During Covid, our federal government quickly gave out CERB (a form of universal basic income during crisis) and business grants and loans to keep our country functioning. Caring people provide support for refugees and immigrants from around the world. We Canadians are acting on reconciliation calls to action. We put time and money into affordable housing, infrastructure and progressive government.

Are we going in the right direction? Yes, but… Are we changing fast enough? Not for some. Progress requires balancing a functioning economy and environment, while addressing decades of wrongs that need righting.
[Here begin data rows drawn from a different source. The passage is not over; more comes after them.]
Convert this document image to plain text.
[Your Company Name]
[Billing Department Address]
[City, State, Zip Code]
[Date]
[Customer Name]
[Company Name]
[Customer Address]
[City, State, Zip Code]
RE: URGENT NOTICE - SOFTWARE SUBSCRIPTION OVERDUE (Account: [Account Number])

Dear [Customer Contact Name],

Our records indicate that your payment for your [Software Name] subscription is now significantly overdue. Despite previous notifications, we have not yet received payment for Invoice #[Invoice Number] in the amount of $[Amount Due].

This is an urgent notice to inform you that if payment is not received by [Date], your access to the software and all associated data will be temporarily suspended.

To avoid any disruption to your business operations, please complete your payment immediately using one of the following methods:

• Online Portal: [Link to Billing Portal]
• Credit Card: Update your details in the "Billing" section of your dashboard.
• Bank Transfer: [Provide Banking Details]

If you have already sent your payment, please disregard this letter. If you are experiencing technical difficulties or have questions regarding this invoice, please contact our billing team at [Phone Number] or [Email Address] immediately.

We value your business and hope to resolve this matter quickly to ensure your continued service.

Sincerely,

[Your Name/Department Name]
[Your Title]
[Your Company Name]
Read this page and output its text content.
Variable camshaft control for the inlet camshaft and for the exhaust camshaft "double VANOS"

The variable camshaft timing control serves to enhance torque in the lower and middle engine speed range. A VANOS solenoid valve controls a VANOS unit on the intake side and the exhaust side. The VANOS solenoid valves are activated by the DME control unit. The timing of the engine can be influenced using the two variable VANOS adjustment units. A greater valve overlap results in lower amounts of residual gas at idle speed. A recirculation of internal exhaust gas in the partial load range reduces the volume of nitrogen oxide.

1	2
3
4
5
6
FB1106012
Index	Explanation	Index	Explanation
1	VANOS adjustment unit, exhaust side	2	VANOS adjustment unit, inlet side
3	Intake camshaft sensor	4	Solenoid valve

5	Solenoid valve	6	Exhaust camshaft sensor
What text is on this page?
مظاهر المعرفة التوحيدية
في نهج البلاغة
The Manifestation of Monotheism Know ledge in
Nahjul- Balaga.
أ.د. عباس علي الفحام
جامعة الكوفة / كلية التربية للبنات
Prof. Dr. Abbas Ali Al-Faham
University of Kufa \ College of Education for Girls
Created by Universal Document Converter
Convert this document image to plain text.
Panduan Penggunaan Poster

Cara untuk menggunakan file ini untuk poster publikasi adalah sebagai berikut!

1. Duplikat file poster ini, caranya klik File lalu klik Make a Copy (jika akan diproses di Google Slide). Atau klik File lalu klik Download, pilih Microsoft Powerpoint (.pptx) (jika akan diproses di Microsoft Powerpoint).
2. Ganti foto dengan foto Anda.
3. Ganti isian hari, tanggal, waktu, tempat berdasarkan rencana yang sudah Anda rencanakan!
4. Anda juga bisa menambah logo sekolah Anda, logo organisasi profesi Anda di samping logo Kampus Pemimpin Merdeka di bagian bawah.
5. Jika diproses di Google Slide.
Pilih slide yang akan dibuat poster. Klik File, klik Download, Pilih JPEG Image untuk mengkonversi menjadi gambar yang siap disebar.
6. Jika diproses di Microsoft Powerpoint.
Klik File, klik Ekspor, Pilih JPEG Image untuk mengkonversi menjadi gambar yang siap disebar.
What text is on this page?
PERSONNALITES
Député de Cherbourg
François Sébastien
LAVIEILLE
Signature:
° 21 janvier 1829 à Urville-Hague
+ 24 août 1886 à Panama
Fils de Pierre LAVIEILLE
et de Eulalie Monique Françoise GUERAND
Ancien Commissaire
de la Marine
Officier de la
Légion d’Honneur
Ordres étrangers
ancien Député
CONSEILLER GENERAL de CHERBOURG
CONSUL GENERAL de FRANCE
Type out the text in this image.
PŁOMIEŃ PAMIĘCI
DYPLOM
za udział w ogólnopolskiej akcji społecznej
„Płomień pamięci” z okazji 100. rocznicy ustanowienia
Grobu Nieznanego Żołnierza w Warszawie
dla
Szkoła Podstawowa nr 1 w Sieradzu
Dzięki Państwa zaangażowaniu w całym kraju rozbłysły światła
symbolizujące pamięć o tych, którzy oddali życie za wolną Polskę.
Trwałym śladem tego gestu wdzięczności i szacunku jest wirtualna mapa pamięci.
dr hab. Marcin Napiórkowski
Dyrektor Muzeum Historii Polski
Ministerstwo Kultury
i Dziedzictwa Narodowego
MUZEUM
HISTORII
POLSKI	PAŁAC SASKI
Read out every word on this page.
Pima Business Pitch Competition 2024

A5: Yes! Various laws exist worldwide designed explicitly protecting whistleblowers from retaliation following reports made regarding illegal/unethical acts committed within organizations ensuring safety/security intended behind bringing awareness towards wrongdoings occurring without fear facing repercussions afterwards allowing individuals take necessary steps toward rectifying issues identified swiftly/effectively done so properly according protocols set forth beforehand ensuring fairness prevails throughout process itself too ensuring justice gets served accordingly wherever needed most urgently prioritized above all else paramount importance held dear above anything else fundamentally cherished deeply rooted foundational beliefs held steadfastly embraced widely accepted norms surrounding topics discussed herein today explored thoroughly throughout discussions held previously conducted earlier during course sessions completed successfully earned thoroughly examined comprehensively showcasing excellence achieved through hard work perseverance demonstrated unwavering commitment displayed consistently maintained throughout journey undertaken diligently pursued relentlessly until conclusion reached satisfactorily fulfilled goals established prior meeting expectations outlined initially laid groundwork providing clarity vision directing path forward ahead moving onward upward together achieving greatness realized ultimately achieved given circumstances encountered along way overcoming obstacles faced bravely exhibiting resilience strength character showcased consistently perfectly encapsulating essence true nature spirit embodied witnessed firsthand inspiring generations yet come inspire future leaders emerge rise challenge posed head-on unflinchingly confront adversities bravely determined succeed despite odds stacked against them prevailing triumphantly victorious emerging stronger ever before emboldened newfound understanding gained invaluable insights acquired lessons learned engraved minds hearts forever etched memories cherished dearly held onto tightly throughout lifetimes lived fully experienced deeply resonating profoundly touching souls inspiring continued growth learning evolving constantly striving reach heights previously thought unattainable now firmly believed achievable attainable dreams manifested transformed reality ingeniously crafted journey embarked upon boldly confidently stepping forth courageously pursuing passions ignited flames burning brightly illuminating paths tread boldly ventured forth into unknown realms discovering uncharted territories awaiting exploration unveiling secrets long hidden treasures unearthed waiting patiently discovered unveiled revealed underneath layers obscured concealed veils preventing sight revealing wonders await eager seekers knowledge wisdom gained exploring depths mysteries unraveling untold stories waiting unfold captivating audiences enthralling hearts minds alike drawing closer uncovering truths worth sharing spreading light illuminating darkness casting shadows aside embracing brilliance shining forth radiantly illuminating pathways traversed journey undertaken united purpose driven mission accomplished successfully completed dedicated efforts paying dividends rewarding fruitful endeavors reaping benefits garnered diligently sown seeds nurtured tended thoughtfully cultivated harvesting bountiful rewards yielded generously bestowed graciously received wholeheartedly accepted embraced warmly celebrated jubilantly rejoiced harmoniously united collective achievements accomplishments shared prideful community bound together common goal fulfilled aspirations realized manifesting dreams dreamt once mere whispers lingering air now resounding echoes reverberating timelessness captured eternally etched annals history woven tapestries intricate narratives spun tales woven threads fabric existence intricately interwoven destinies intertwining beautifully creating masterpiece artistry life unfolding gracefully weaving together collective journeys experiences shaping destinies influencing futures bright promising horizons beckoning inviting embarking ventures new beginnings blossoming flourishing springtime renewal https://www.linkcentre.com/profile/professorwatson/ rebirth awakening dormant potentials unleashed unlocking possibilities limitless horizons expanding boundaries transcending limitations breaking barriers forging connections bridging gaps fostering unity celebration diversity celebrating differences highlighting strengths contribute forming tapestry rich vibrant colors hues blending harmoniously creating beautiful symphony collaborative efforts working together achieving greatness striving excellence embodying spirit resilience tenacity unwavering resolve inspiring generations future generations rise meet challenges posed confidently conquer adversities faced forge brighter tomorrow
With a Canadian federal election imminent this Fall, people with genuine grievances and needs will assess what has been done and will want more (for example, Indigenous peoples, our Black population, those in the way of forest fires, flooding, our elderly). That is good, because there is more to be done. And the next five years are pivotal in terms of climate change policy and climate-sensitive diseases.

I hear people say, “It doesn’t matter who I vote for, they’re all the same.” That’s the kind of thinking that gave the world the orange-hairpiece-down-south.

It matters that we vote for EFFECTIVE progress. Anyone can promise and say what you want to hear. Can this person deliver? Is their track record to deny or cut services, to belittle and cut off those who are vulnerable? Or do they overpromise and fall flat, knowing they won’t be held responsible to pay?

Listen to those who are motivated, have a track record, and belong to a team that produces. Don’t throw out a team because they aren’t moving fast enough.

It matters that we vote. If you’re feeling cynical, it matters that the less-bad choice wins.

Karen Joan Watson, BA, BFA, co-author of a bestselling anthology, Voices of the 21st Century: Resilient Women Who Rise and Make a Difference, is an active visual artist, a writer, and previously a Government of Canada marketing manager. She is currently synthesizing life-and-death experiences and a sense of belonging.